What appears to be happening is that as the index increases, life gets intuitively harder. We’ll see how these trends develop.

Real Mechanical Rates Have Declined with Inflation Increases Due to #FrozenMechanicals

If you follow economics, you probably have heard the expressions “real wages” or “nominal wages” or “real” versus “nominal” wages. This isn’t a Cartesian metaphysical discussion–it’s about the effect of inflation on what they tell you you’re getting paid. Nowhere is this truer than with the statutory mechanical royalty rate. The rate will inevitably decline over time due to the rot and decay of inflation. Inflation is like having a cavity in your tooth that you don’t fix. It doesn’t go away. It may not hurt yet but it’s going to.

The effects of inflation are hardly a secret. Because of the effect of inflation on interest rates set by the Federal Reserve (who is charged with keeping inflation under control), vast numbers of people around the world keep watch on U.S. inflation rates as well as inflation rates in other countries.

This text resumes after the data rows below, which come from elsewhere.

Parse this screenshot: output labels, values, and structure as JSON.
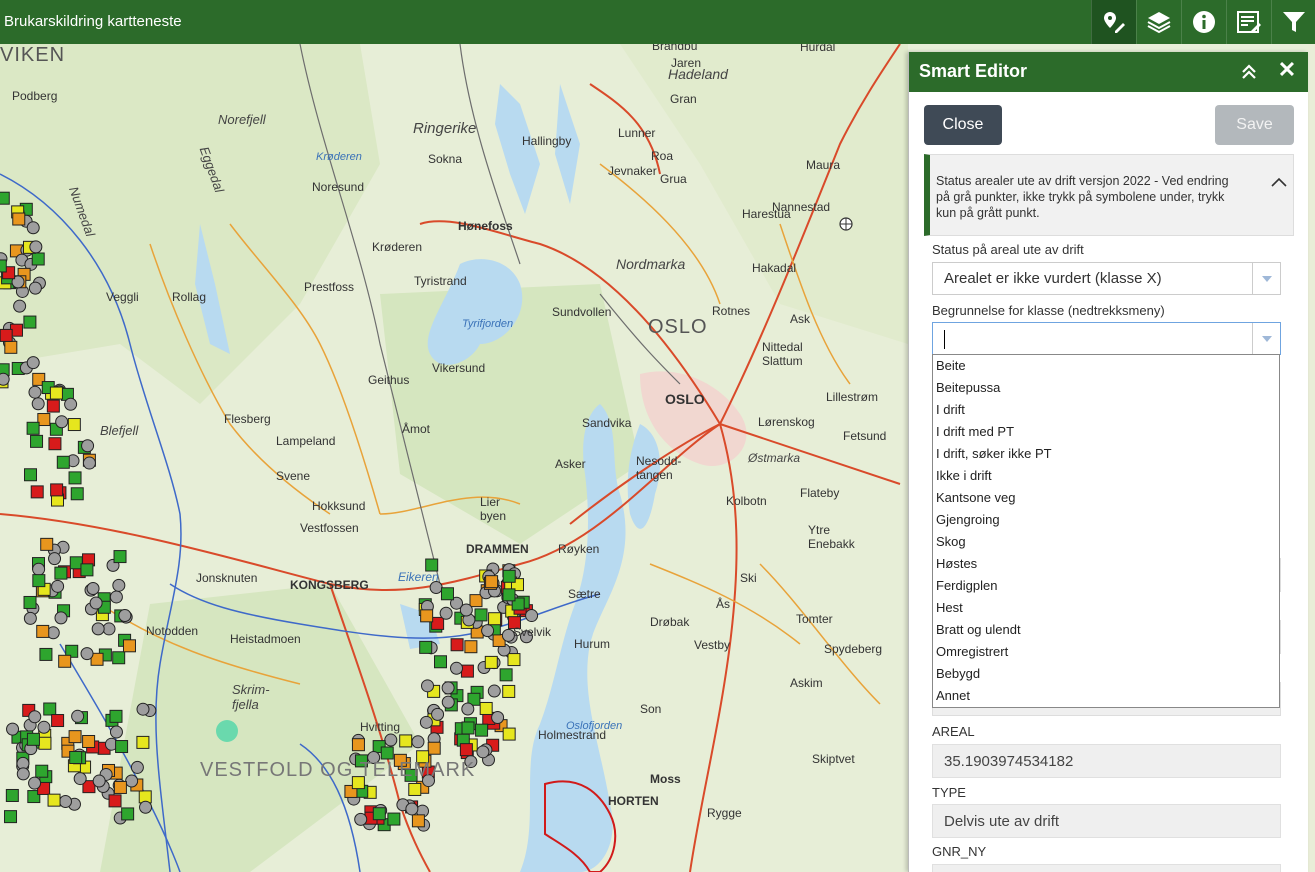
{
  "app": {
    "title": "Brukarskildring kartteneste"
  },
  "toolbar": {
    "tools": [
      {
        "name": "smart-editor-tool",
        "icon": "edit-pin-icon",
        "active": true
      },
      {
        "name": "layers-tool",
        "icon": "layers-icon",
        "active": false
      },
      {
        "name": "info-tool",
        "icon": "info-icon",
        "active": false
      },
      {
        "name": "report-tool",
        "icon": "list-edit-icon",
        "active": false
      },
      {
        "name": "filter-tool",
        "icon": "filter-icon",
        "active": false
      }
    ]
  },
  "map": {
    "labels": {
      "viken": "VIKEN",
      "oslo_region": "OSLO",
      "oslo_city": "OSLO",
      "drammen": "DRAMMEN",
      "kongsberg": "KONGSBERG",
      "horten": "HORTEN",
      "vestfold": "VESTFOLD OG TELEMARK",
      "ringerike": "Ringerike",
      "hadeland": "Hadeland",
      "nordmarka": "Nordmarka",
      "norefjell": "Norefjell",
      "numedal": "Numedal",
      "honefoss": "Hønefoss",
      "sokna": "Sokna",
      "noresund": "Noresund",
      "kroderen": "Krøderen",
      "tyristrand": "Tyristrand",
      "prestfoss": "Prestfoss",
      "veggli": "Veggli",
      "rollag": "Rollag",
      "sundvollen": "Sundvollen",
      "vikersund": "Vikersund",
      "geithus": "Geithus",
      "amot": "Åmot",
      "sandvika": "Sandvika",
      "asker": "Asker",
      "nesodd": "Nesodd-\ntangen",
      "lier": "Lier\nbyen",
      "royken": "Røyken",
      "saetre": "Sætre",
      "hurum": "Hurum",
      "svelvik": "Svelvik",
      "drobak": "Drøbak",
      "hokksund": "Hokksund",
      "vestfossen": "Vestfossen",
      "flesberg": "Flesberg",
      "lampeland": "Lampeland",
      "svene": "Svene",
      "blefjell": "Blefjell",
      "notodden": "Notodden",
      "heistadmoen": "Heistadmoen",
      "skrim": "Skrim-\nfjella",
      "jonsknuten": "Jonsknuten",
      "kolbotn": "Kolbotn",
      "ski": "Ski",
      "moss": "Moss",
      "rygge": "Rygge",
      "son": "Son",
      "vestby": "Vestby",
      "askim": "Askim",
      "spydeberg": "Spydeberg",
      "tomter": "Tomter",
      "holmestrand": "Holmestrand",
      "hvitting": "Hvitting",
      "oslofjorden": "Oslofjorden",
      "tyrifjorden": "Tyrifjorden",
      "jevnaker": "Jevnaker",
      "grua": "Grua",
      "roa": "Roa",
      "lunner": "Lunner",
      "hallingby": "Hallingby",
      "harestua": "Harestua",
      "nannestad": "Nannestad",
      "hakadal": "Hakadal",
      "rotnes": "Rotnes",
      "ask": "Ask",
      "nittedal": "Nittedal\nSlattum",
      "lillestrom": "Lillestrøm",
      "lorenskog": "Lørenskog",
      "fetsund": "Fetsund",
      "flateby": "Flateby",
      "ostmarka": "Østmarka",
      "ytre": "Ytre\nEnebakk",
      "as": "Ås",
      "skiptvet": "Skiptvet",
      "maura": "Maura",
      "hurdal": "Hurdal",
      "gran": "Gran",
      "jaren": "Jaren",
      "brandbu": "Brandbu",
      "podberg": "Podberg",
      "eggedal": "Eggedal",
      "eikeren": "Eikeren"
    }
  },
  "panel": {
    "title": "Smart Editor",
    "close_label": "Close",
    "save_label": "Save",
    "layer_description": "Status arealer ute av drift versjon 2022 - Ved endring på grå punkter, ikke trykk på symbolene under, trykk kun på grått punkt.",
    "status_label": "Status på areal ute av drift",
    "status_value": "Arealet er ikke vurdert (klasse X)",
    "reason_label": "Begrunnelse for klasse (nedtrekksmeny)",
    "reason_value": "",
    "reason_options": [
      "Beite",
      "Beitepussa",
      "I drift",
      "I drift med PT",
      "I drift, søker ikke PT",
      "Ikke i drift",
      "Kantsone veg",
      "Gjengroing",
      "Skog",
      "Høstes",
      "Ferdigplen",
      "Hest",
      "Bratt og ulendt",
      "Omregistrert",
      "Bebygd",
      "Annet"
    ],
    "areal_label": "AREAL",
    "areal_value": "35.1903974534182",
    "type_label": "TYPE",
    "type_value": "Delvis ute av drift",
    "gnr_label": "GNR_NY"
  },
  "colors": {
    "header_green": "#2c6b2a",
    "close_button": "#3f4a56",
    "save_button_disabled": "#b3b8bc"
  }
}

US Inflation Rate Over Past 5 Years

For example, an hourly worker might be paid $12 an hour by her employer. That’s her “nominal wage” or “money wage.” But the issue is not what the worker is told they are getting paid, it’s what the worker can buy with her wages. What her nominal wage buys her is her “real wage” or her nominal wage adjusted by inflation during the same time period. Real wages are always less than nominal wages. This is why workers commonly get annual cost of living adjustments to nominal wages that increase their nominal wages based on inflation in addition to nominal performance-based increases. The same is true of entitlement payments like Social Security which just announced its biggest inflation adjustment in many years.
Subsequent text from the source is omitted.